The other top ranked primary dealers have similarly muscular Italian bond businesses.
Banca IMI, the investment banking arm of Intesa Sanpaolo ranked third in the primary dealer table, did €55.34bn of Italian bonds, and was apportioned €19.8bn. UniCredit, ranked fourth, did €59.34bn and was apportioned €21.19bn, with Citi did €31.67bn for €5.88bn apportioned share.
MPS does not break out its trading operations in its results, but it did attribute €15m to “bond placement” for the third quarter, within its wealth management division. So a return of 0.004% on its €3.4bn of trading book government bonds?
It’s hard to understand, at least from the outside, what Monte dei Paschi is up to.
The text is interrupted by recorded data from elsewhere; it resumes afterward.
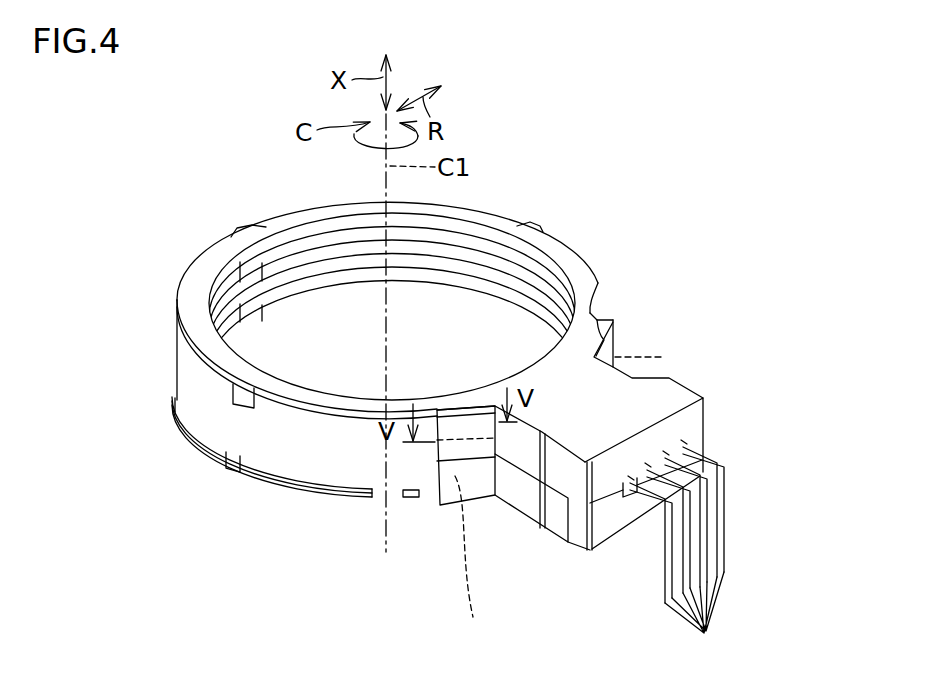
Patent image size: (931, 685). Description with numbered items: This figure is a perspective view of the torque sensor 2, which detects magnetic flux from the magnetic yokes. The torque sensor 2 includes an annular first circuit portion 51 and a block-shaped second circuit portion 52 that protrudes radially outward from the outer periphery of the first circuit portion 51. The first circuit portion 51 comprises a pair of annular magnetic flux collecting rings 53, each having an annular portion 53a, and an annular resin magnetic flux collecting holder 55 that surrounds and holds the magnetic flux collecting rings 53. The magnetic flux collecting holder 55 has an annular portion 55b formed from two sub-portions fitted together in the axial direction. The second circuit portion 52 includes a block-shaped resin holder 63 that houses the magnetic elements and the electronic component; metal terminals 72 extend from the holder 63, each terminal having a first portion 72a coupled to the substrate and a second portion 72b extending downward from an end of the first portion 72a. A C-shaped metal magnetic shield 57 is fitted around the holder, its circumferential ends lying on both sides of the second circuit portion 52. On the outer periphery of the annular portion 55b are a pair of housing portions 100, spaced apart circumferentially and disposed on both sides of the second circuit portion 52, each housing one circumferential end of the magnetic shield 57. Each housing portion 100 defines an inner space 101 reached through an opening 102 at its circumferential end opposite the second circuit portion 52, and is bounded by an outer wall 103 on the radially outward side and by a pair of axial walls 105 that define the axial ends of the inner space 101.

The torque sensor 2 is at (603, 193).
The first circuit portion 51 is at (385, 348).
The second circuit portion 52 is at (699, 474).
The magnetic flux collecting rings 53 is at (315, 290).
The annular portion 53a is at (276, 296).
The magnetic flux collecting holder 55 is at (490, 215).
The annular portion 55b is at (310, 392).
The magnetic shield 57 is at (267, 462).
The holder 63 is at (682, 426).
The terminals 72 is at (734, 554).
The first portion 72a is at (718, 468).
The second portion 72b is at (723, 620).
The housing portions 100 is at (617, 342).
The inner space 101 is at (582, 495).
The opening 102 is at (640, 293).
The outer wall 103 is at (503, 460).
The axial walls 105 is at (597, 298).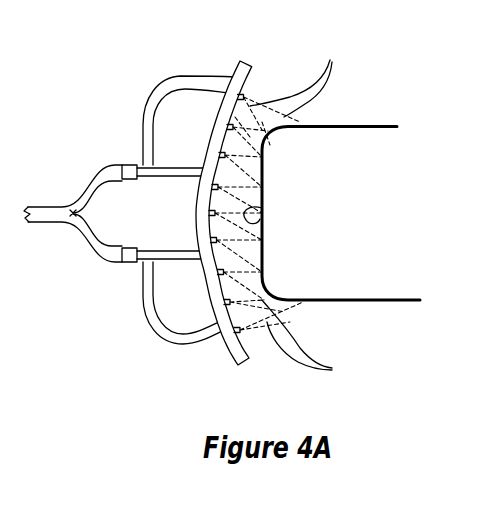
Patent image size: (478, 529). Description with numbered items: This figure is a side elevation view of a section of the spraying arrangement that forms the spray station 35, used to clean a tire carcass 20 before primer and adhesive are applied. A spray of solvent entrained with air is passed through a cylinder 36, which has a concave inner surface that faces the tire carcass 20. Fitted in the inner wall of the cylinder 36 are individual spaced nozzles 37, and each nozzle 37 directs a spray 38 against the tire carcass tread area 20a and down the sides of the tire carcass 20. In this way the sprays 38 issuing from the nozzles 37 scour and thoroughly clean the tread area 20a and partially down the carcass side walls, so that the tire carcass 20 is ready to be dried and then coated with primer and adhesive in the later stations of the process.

The spray station 35 is at (97, 139).
The cylinder 36 is at (233, 75).
The nozzle 37 is at (236, 111).
The spray 38 is at (305, 211).
The tire carcass 20 is at (364, 124).
The tire carcass tread area 20a is at (262, 208).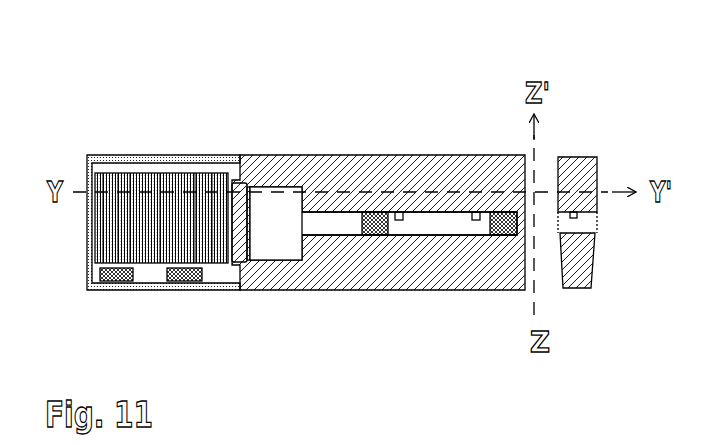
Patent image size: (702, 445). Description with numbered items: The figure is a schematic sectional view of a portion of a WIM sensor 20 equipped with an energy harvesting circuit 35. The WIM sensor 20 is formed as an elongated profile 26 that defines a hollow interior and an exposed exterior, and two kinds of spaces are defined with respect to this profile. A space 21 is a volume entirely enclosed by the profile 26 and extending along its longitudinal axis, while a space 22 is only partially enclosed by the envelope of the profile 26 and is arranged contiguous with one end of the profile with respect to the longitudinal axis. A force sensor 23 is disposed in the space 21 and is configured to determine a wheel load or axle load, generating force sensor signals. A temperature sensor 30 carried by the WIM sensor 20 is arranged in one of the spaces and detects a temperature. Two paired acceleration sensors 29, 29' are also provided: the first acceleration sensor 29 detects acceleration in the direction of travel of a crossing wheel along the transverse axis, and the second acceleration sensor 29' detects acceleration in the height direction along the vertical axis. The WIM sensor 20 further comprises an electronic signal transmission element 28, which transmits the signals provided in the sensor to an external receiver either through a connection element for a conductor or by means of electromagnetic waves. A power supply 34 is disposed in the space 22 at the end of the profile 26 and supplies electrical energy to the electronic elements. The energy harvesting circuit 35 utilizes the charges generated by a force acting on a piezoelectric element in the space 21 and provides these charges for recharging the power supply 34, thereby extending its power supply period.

The WIM sensor 20 is at (100, 111).
The space 21 is at (420, 232).
The space 22 is at (223, 272).
The force sensor 23 is at (379, 212).
The profile 26 is at (333, 272).
The electronic signal transmission element 28 is at (114, 283).
The first acceleration sensor 29 is at (410, 123).
The second acceleration sensor 29' is at (582, 157).
The temperature sensor 30 is at (477, 212).
The power supply 34 is at (172, 173).
The energy harvesting circuit 35 is at (186, 283).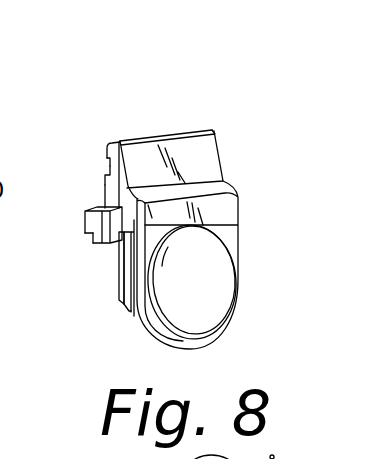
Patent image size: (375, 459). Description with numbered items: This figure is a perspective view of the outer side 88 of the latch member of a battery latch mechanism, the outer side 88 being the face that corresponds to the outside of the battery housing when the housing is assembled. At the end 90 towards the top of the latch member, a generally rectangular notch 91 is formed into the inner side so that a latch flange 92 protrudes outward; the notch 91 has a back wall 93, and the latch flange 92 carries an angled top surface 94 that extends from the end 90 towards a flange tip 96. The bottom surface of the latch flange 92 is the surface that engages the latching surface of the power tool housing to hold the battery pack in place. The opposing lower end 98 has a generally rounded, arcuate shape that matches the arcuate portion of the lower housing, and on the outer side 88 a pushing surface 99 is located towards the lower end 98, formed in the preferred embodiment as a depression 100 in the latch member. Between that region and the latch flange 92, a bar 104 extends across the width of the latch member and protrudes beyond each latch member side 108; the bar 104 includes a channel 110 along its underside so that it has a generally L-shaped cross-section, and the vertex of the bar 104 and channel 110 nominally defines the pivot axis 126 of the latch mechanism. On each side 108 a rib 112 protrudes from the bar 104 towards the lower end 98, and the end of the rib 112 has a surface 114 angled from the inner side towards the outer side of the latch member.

The outer side 88 is at (224, 207).
The end 90 is at (182, 134).
The notch 91 is at (110, 177).
The latch flange 92 is at (115, 142).
The back wall 93 is at (110, 165).
The angled top surface 94 is at (110, 144).
The flange tip 96 is at (107, 155).
The lower end 98 is at (180, 347).
The pushing surface 99 is at (207, 278).
The depression 100 is at (208, 305).
The bar 104 is at (90, 222).
The latch member side 108 is at (127, 310).
The channel 110 is at (85, 235).
The rib 112 is at (120, 258).
The surface 114 is at (118, 287).
The pivot axis 126 is at (92, 237).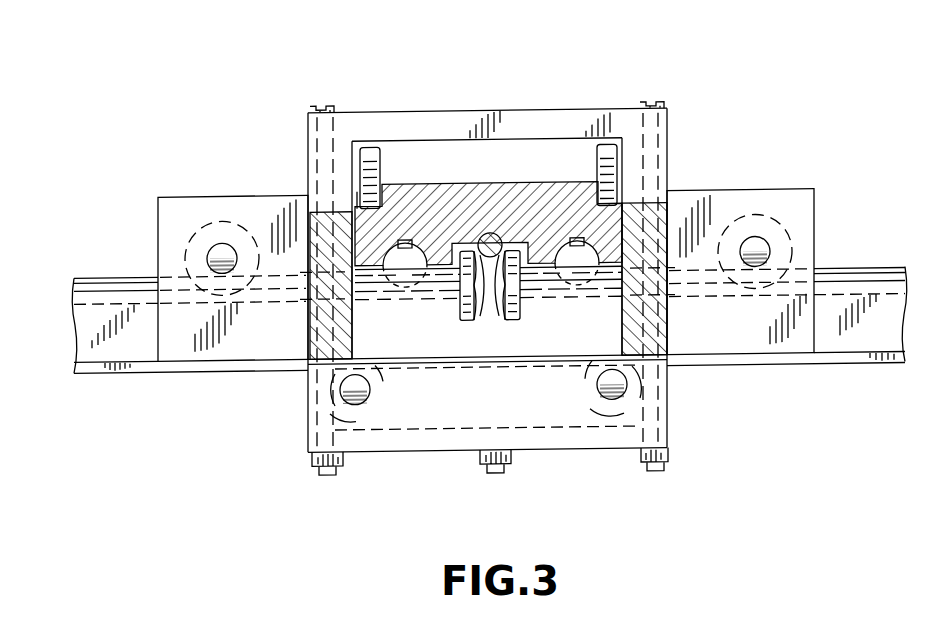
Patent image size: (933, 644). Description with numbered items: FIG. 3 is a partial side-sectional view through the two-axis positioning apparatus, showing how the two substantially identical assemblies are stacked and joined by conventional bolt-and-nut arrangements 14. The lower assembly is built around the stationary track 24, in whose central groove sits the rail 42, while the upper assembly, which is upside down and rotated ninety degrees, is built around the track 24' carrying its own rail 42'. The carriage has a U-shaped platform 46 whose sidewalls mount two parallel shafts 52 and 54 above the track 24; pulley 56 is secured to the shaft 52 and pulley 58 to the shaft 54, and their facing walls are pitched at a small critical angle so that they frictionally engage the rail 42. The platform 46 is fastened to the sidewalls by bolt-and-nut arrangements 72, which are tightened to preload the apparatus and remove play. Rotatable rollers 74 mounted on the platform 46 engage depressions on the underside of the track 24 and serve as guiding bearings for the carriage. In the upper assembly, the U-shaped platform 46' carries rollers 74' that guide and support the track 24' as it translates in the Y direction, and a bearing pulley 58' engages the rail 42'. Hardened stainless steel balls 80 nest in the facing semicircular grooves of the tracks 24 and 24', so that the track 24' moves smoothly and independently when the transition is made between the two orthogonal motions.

The bolt-and-nut arrangement 14 is at (328, 476).
The track 24 is at (478, 351).
The track 24' is at (487, 280).
The rail 42 is at (787, 286).
The rail 42' is at (526, 201).
The U-shaped platform 46 is at (487, 421).
The U-shaped platform 46' is at (487, 91).
The shaft 52 is at (222, 250).
The shaft 54 is at (765, 250).
The pulley 56 is at (195, 245).
The pulley 58 is at (755, 204).
The bearing pulley 58' is at (490, 305).
The bolt-and-nut arrangement 72 is at (496, 476).
The roller 74 is at (485, 391).
The roller 74' is at (487, 120).
The ball 80 is at (402, 300).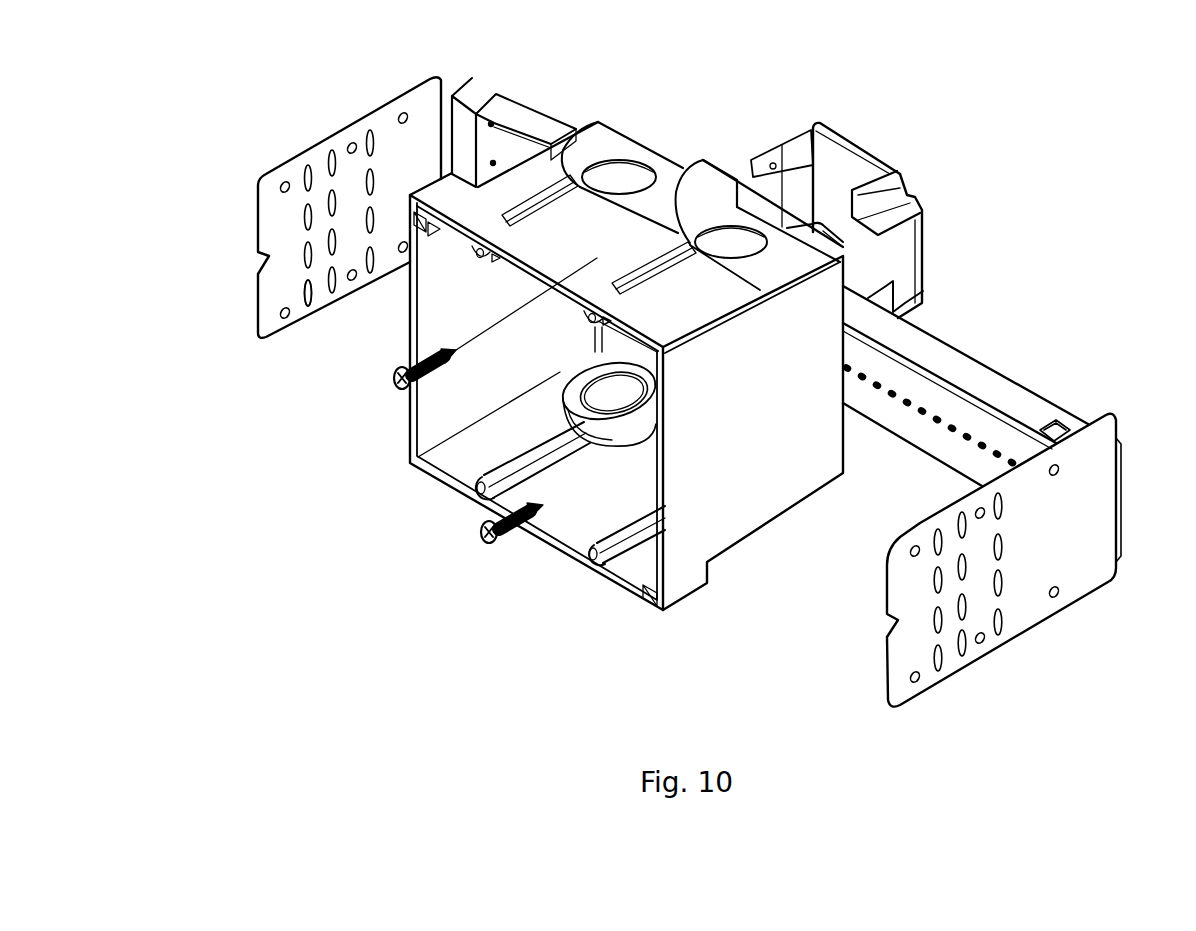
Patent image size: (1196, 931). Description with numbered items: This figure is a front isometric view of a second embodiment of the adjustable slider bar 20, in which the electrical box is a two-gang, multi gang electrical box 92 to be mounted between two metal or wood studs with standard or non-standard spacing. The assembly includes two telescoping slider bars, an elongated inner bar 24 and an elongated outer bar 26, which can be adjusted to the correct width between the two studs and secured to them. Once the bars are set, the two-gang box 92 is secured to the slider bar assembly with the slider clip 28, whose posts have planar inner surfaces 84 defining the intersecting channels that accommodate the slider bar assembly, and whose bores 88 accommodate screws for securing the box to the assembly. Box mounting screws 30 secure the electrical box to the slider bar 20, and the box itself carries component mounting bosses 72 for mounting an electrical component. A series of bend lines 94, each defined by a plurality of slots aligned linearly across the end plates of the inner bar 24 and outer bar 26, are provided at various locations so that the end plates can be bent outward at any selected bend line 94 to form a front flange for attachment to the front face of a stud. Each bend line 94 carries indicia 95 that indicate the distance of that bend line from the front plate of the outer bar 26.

The adjustable slider bar 20 is at (1035, 184).
The elongated inner bar 24 is at (497, 93).
The elongated outer bar 26 is at (963, 368).
The slider clip 28 is at (853, 138).
The box mounting screws 30 is at (505, 533).
The component mounting bosses 72 is at (584, 314).
The planar inner surfaces 84 is at (793, 147).
The bores 88 is at (750, 160).
The multi gang electrical box 92 is at (768, 522).
The bend lines 94 is at (312, 296).
The indicia 95 is at (297, 222).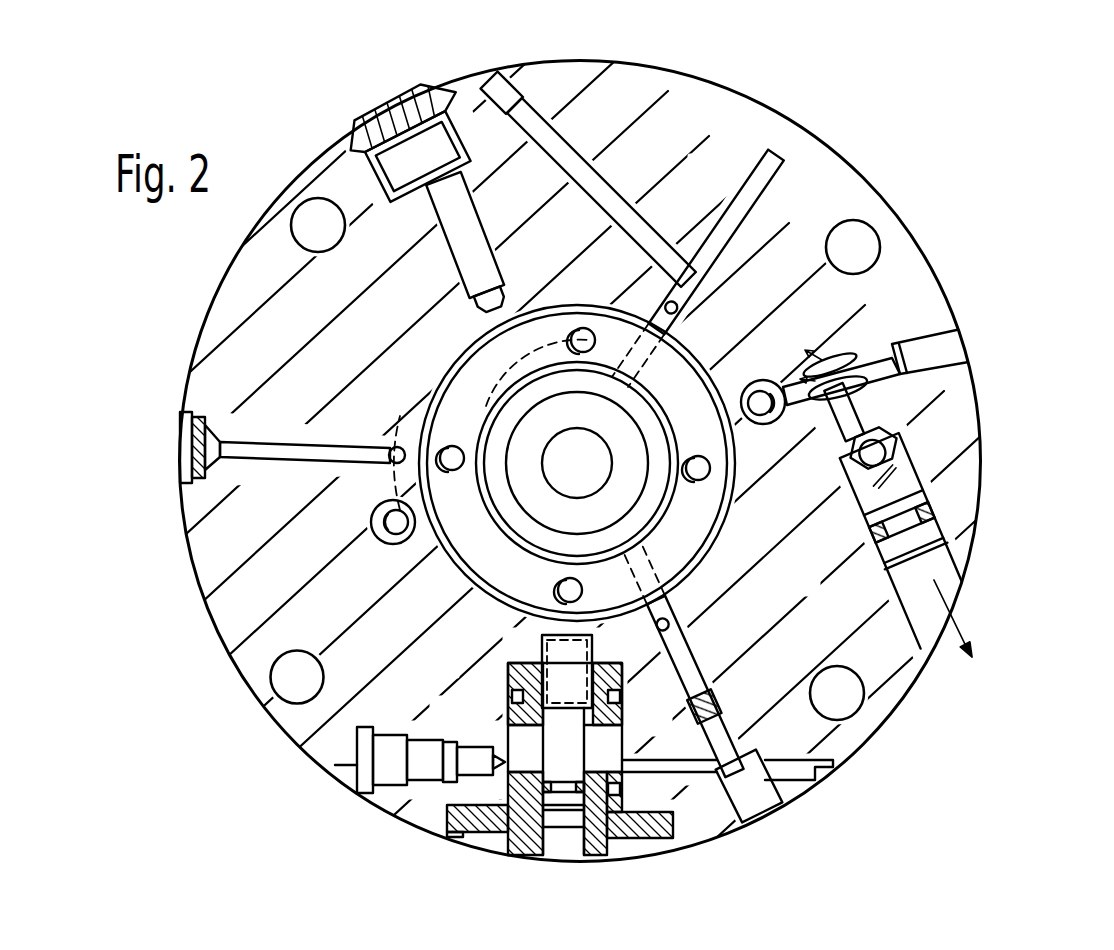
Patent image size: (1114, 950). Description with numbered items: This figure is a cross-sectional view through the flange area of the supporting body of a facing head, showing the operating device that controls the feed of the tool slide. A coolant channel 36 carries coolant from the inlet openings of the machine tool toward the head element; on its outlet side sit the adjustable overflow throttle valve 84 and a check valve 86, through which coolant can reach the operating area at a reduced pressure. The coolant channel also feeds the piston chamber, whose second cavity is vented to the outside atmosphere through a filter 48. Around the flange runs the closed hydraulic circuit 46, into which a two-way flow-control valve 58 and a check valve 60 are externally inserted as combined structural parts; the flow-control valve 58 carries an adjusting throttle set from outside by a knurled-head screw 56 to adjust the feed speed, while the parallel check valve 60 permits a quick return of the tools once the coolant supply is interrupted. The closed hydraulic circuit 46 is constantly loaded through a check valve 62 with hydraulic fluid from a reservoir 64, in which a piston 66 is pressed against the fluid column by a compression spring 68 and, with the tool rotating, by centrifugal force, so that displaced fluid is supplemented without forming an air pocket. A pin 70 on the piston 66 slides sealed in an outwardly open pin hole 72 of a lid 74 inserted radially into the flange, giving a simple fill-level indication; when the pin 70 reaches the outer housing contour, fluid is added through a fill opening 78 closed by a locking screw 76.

The coolant channel 36 is at (767, 382).
The closed hydraulic circuit 46 is at (640, 236).
The filter 48 is at (180, 425).
The knurled-head screw 56 is at (388, 112).
The two-way flow-control valve 58 is at (443, 196).
The check valve 60 is at (457, 115).
The check valve 62 is at (735, 715).
The reservoir 64 is at (600, 757).
The piston 66 is at (525, 722).
The compression spring 68 is at (542, 640).
The pin 70 is at (570, 828).
The pin hole 72 is at (525, 830).
The lid 74 is at (512, 836).
The locking screw 76 is at (355, 760).
The fill opening 78 is at (500, 767).
The overflow throttle valve 84 is at (862, 360).
The check valve 86 is at (906, 447).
It is a firm that desperately needs to recover the confidence of investors, but, from its primary dealership position, it looks like it is heavily committed to a business that is only marginally profitable even for banks which win huge volumes of other bond business.
It is no longer wise to brag about the close connection between banks and sovereigns. Monte acknowledges as much in its results presentation, showing investors how it has managed its government exposures down.
The bank-sovereign “doom loop” was the fear that stalked the eurozone crisis from 2010-2012. It was supposed to be broken by a tough package of reforms, Banking Union, stress tests, recapitalisations, and bail-ins.
So what could one of Europe’s weakest banks possibly gain from making itself indispensable to its government in managing the continent’s second largest debt burden? Is Monte’s move pure patriotism, or is it insurance?